The invariant-imbedding T-matrix (II-TM) method is a numerical method for accurately computing the single-scattering properties of dielectric particles. Because of the linearity of Maxwell's equations, the incident electric field and the scattered electric field can be related through a transition matrix (T-Matrix). The II-TM method computes the T-matrix through a matrix recurrence formula which stems from an electromagnetic volume integral equation. The recurrence starts with an inscribed sphere within the particle and ends with the circumscribed sphere of the particle. For each iteration, a matrix known as the U-matrix is computed with the Gauss Legendre (GL) quadrature, and matrix inversion is subsequently performed to obtain the T-matrix corresponding to the portion of the particle enclosed by the spherical shell. We modify a commonly used scheme to avoid applying the quadrature scheme to discontinuities.
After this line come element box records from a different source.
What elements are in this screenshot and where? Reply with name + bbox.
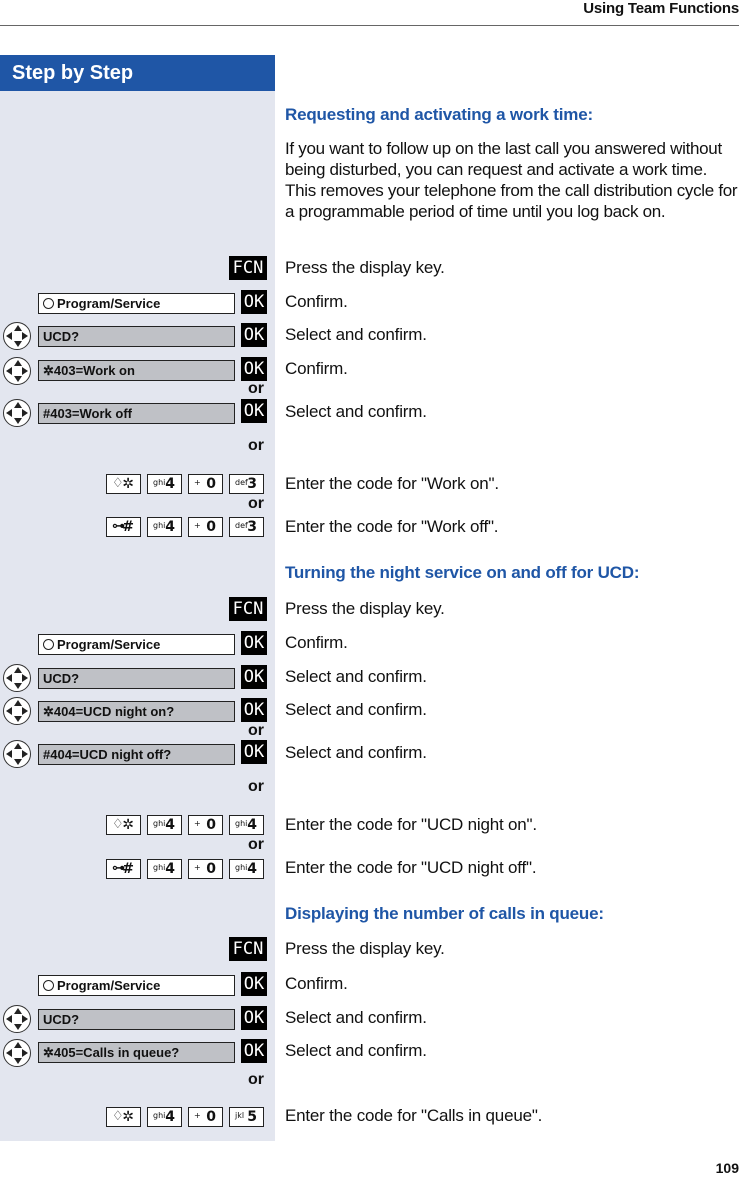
instruction-text: Confirm.: [285, 292, 348, 311]
ok-key[interactable]: OK: [241, 357, 267, 381]
key-0[interactable]: [188, 474, 223, 494]
ok-key[interactable]: OK: [241, 665, 267, 689]
fcn-display-key[interactable]: FCN: [229, 597, 267, 621]
ok-key[interactable]: OK: [241, 631, 267, 655]
header-divider: [0, 25, 739, 26]
key-letters: def: [235, 521, 248, 530]
key-digit: 4: [165, 476, 175, 492]
navigator-arrows-icon[interactable]: [3, 1039, 31, 1067]
key-digit: 4: [165, 817, 175, 833]
ok-key[interactable]: OK: [241, 972, 267, 996]
circle-icon: [43, 298, 54, 309]
display-ucd: UCD?: [38, 1009, 235, 1030]
key-letters: +: [194, 863, 201, 872]
navigator-arrows-icon[interactable]: [3, 740, 31, 768]
page-header-title: Using Team Functions: [583, 0, 739, 17]
display-ucd: UCD?: [38, 668, 235, 689]
dial-code-calls-in-queue: [106, 1107, 264, 1127]
key-digit: 0: [206, 476, 216, 492]
hash-key[interactable]: [106, 859, 141, 879]
key-digit: 3: [247, 476, 257, 492]
ok-key[interactable]: OK: [241, 740, 267, 764]
key-letters: jkl: [235, 1111, 245, 1120]
key-4[interactable]: [147, 1107, 182, 1127]
key-letters: ghi: [235, 863, 248, 872]
key-label: ✲: [122, 817, 134, 833]
instruction-text: Enter the code for "Calls in queue".: [285, 1106, 543, 1125]
key-digit: 0: [206, 1109, 216, 1125]
section-heading-work-time: Requesting and activating a work time:: [285, 105, 593, 124]
key-4[interactable]: [147, 474, 182, 494]
instruction-text: Select and confirm.: [285, 325, 427, 344]
display-work-off: #403=Work off: [38, 403, 235, 424]
display-ucd-night-on: ✲404=UCD night on?: [38, 701, 235, 722]
key-digit: 0: [206, 519, 216, 535]
instruction-text: Select and confirm.: [285, 1041, 427, 1060]
key-4[interactable]: [229, 859, 264, 879]
key-digit: 3: [247, 519, 257, 535]
dial-code-night-on: [106, 815, 264, 835]
bell-star-key-icon: ♢: [112, 817, 124, 832]
fcn-display-key[interactable]: FCN: [229, 256, 267, 280]
key-0[interactable]: [188, 1107, 223, 1127]
key-4[interactable]: [147, 859, 182, 879]
key-hash-icon: ⊶: [112, 519, 125, 534]
key-letters: ghi: [153, 1111, 166, 1120]
instruction-text: Enter the code for "Work on".: [285, 474, 499, 493]
key-letters: ghi: [153, 478, 166, 487]
section-heading-night-service: Turning the night service on and off for UCD:: [285, 563, 640, 582]
key-4[interactable]: [147, 815, 182, 835]
or-label: or: [248, 380, 264, 397]
circle-icon: [43, 980, 54, 991]
bell-star-key-icon: ♢: [112, 476, 124, 491]
star-key[interactable]: [106, 474, 141, 494]
key-letters: ghi: [153, 521, 166, 530]
dial-code-work-on: [106, 474, 264, 494]
display-ucd: UCD?: [38, 326, 235, 347]
display-text: Program/Service: [57, 978, 161, 993]
navigator-arrows-icon[interactable]: [3, 697, 31, 725]
key-digit: 4: [165, 1109, 175, 1125]
navigator-arrows-icon[interactable]: [3, 1005, 31, 1033]
display-program-service: [38, 634, 235, 655]
ok-key[interactable]: OK: [241, 323, 267, 347]
ok-key[interactable]: OK: [241, 290, 267, 314]
key-label: #: [122, 861, 134, 877]
navigator-arrows-icon[interactable]: [3, 357, 31, 385]
instruction-text: Select and confirm.: [285, 402, 427, 421]
key-3[interactable]: [229, 517, 264, 537]
key-letters: ghi: [235, 819, 248, 828]
intro-paragraph: If you want to follow up on the last call you answered without being disturbed, you can request and activate a work time. This removes your telephone from the call distribution cycle for a programmable period of time until you log back on.: [285, 139, 738, 221]
star-key[interactable]: [106, 815, 141, 835]
key-digit: 4: [247, 817, 257, 833]
instruction-text: Confirm.: [285, 974, 348, 993]
key-4[interactable]: [229, 815, 264, 835]
fcn-display-key[interactable]: FCN: [229, 937, 267, 961]
ok-key[interactable]: OK: [241, 1006, 267, 1030]
bell-star-key-icon: ♢: [112, 1109, 124, 1124]
dial-code-night-off: [106, 859, 264, 879]
key-digit: 5: [247, 1109, 257, 1125]
instruction-text: Press the display key.: [285, 258, 445, 277]
instruction-text: Select and confirm.: [285, 667, 427, 686]
instruction-text: Confirm.: [285, 359, 348, 378]
key-letters: ghi: [153, 819, 166, 828]
navigator-arrows-icon[interactable]: [3, 664, 31, 692]
key-letters: +: [194, 478, 201, 487]
key-4[interactable]: [147, 517, 182, 537]
or-label: or: [248, 437, 264, 454]
display-program-service: [38, 975, 235, 996]
key-letters: +: [194, 819, 201, 828]
key-label: ✲: [122, 1109, 134, 1125]
key-digit: 4: [247, 861, 257, 877]
key-0[interactable]: [188, 859, 223, 879]
navigator-arrows-icon[interactable]: [3, 399, 31, 427]
key-label: ✲: [122, 476, 134, 492]
key-letters: def: [235, 478, 248, 487]
page-number: 109: [715, 1160, 739, 1176]
or-label: or: [248, 495, 264, 512]
or-label: or: [248, 722, 264, 739]
ok-key[interactable]: OK: [241, 399, 267, 423]
or-label: or: [248, 1071, 264, 1088]
key-0[interactable]: [188, 517, 223, 537]
key-digit: 4: [165, 519, 175, 535]
key-hash-icon: ⊶: [112, 861, 125, 876]
display-program-service: [38, 293, 235, 314]
navigator-arrows-icon[interactable]: [3, 322, 31, 350]
key-letters: ghi: [153, 863, 166, 872]
instruction-text: Enter the code for "UCD night on".: [285, 815, 537, 834]
instruction-text: Press the display key.: [285, 599, 445, 618]
key-digit: 0: [206, 817, 216, 833]
instruction-text: Enter the code for "Work off".: [285, 517, 499, 536]
step-by-step-title: Step by Step: [0, 55, 275, 91]
circle-icon: [43, 639, 54, 650]
instruction-text: Press the display key.: [285, 939, 445, 958]
section-heading-calls-in-queue: Displaying the number of calls in queue:: [285, 904, 604, 923]
instruction-text: Select and confirm.: [285, 1008, 427, 1027]
hash-key[interactable]: [106, 517, 141, 537]
star-key[interactable]: [106, 1107, 141, 1127]
display-text: Program/Service: [57, 296, 161, 311]
key-label: #: [122, 519, 134, 535]
display-ucd-night-off: #404=UCD night off?: [38, 744, 235, 765]
ok-key[interactable]: OK: [241, 1039, 267, 1063]
instruction-text: Select and confirm.: [285, 743, 427, 762]
instruction-text: Select and confirm.: [285, 700, 427, 719]
or-label: or: [248, 778, 264, 795]
key-digit: 0: [206, 861, 216, 877]
display-text: Program/Service: [57, 637, 161, 652]
key-0[interactable]: [188, 815, 223, 835]
key-letters: +: [194, 521, 201, 530]
instruction-text: Enter the code for "UCD night off".: [285, 858, 537, 877]
key-digit: 4: [165, 861, 175, 877]
key-5[interactable]: [229, 1107, 264, 1127]
display-work-on: ✲403=Work on: [38, 360, 235, 381]
instruction-text: Confirm.: [285, 633, 348, 652]
display-calls-in-queue: ✲405=Calls in queue?: [38, 1042, 235, 1063]
ok-key[interactable]: OK: [241, 698, 267, 722]
dial-code-work-off: [106, 517, 264, 537]
key-3[interactable]: [229, 474, 264, 494]
or-label: or: [248, 836, 264, 853]
key-letters: +: [194, 1111, 201, 1120]
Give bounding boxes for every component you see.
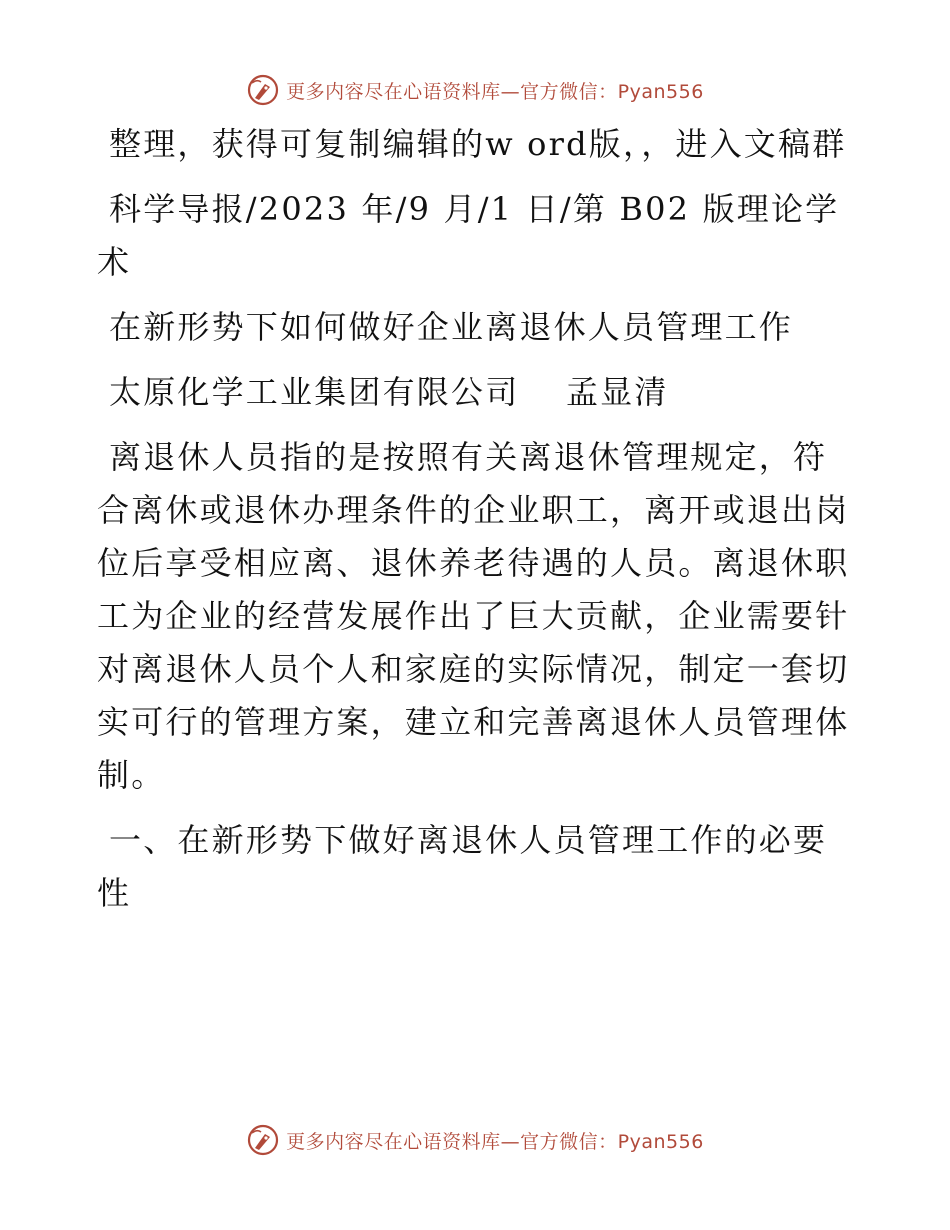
pen-nib-logo-icon [246, 1123, 280, 1157]
section-heading: 一、在新形势下做好离退休人员管理工作的必要性 [97, 821, 828, 912]
header-watermark-banner [0, 70, 950, 110]
watermark-text: 更多内容尽在心语资料库—官方微信：Pyan556 [286, 1130, 704, 1153]
article-title: 在新形势下如何做好企业离退休人员管理工作 [109, 308, 794, 346]
author-line: 太原化学工业集团有限公司 孟显清 [109, 373, 669, 411]
intro-note: 整理，获得可复制编辑的w ord版，，进入文稿群 [109, 125, 847, 163]
pen-nib-logo-icon [246, 73, 280, 107]
document-body [97, 118, 857, 932]
footer-watermark-banner [0, 1120, 950, 1160]
source-line: 科学导报/2023 年/9 月/1 日/第 B02 版理论学术 [97, 190, 840, 281]
watermark-text: 更多内容尽在心语资料库—官方微信：Pyan556 [286, 80, 704, 103]
body-paragraph: 离退休人员指的是按照有关离退休管理规定，符合离休或退休办理条件的企业职工，离开或退出岗位后享受相应离、退休养老待遇的人员。离退休职工为企业的经营发展作出了巨大贡献，企业需要针对离退休人员个人和家庭的实际情况，制定一套切实可行的管理方案，建立和完善离退休人员管理体制。 [97, 438, 850, 794]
Moreover, we apply a new scheme to generate nodes and weights in conjunction with the GL quadrature. This leads to a considerable improvement on convergence and computational efficiency in the cases of hexagonal prisms and spheroids. The basic shapes of ice crystals in the atmosphere are hexagonal columns and plates. The single-scattering properties of hexagonal ice prisms are important to atmospheric optics, radiative transfer, and remote sensing. We demonstrate that the present approach can significantly accelerate the convergence in simulating light scattering by hexagonal ice crystals.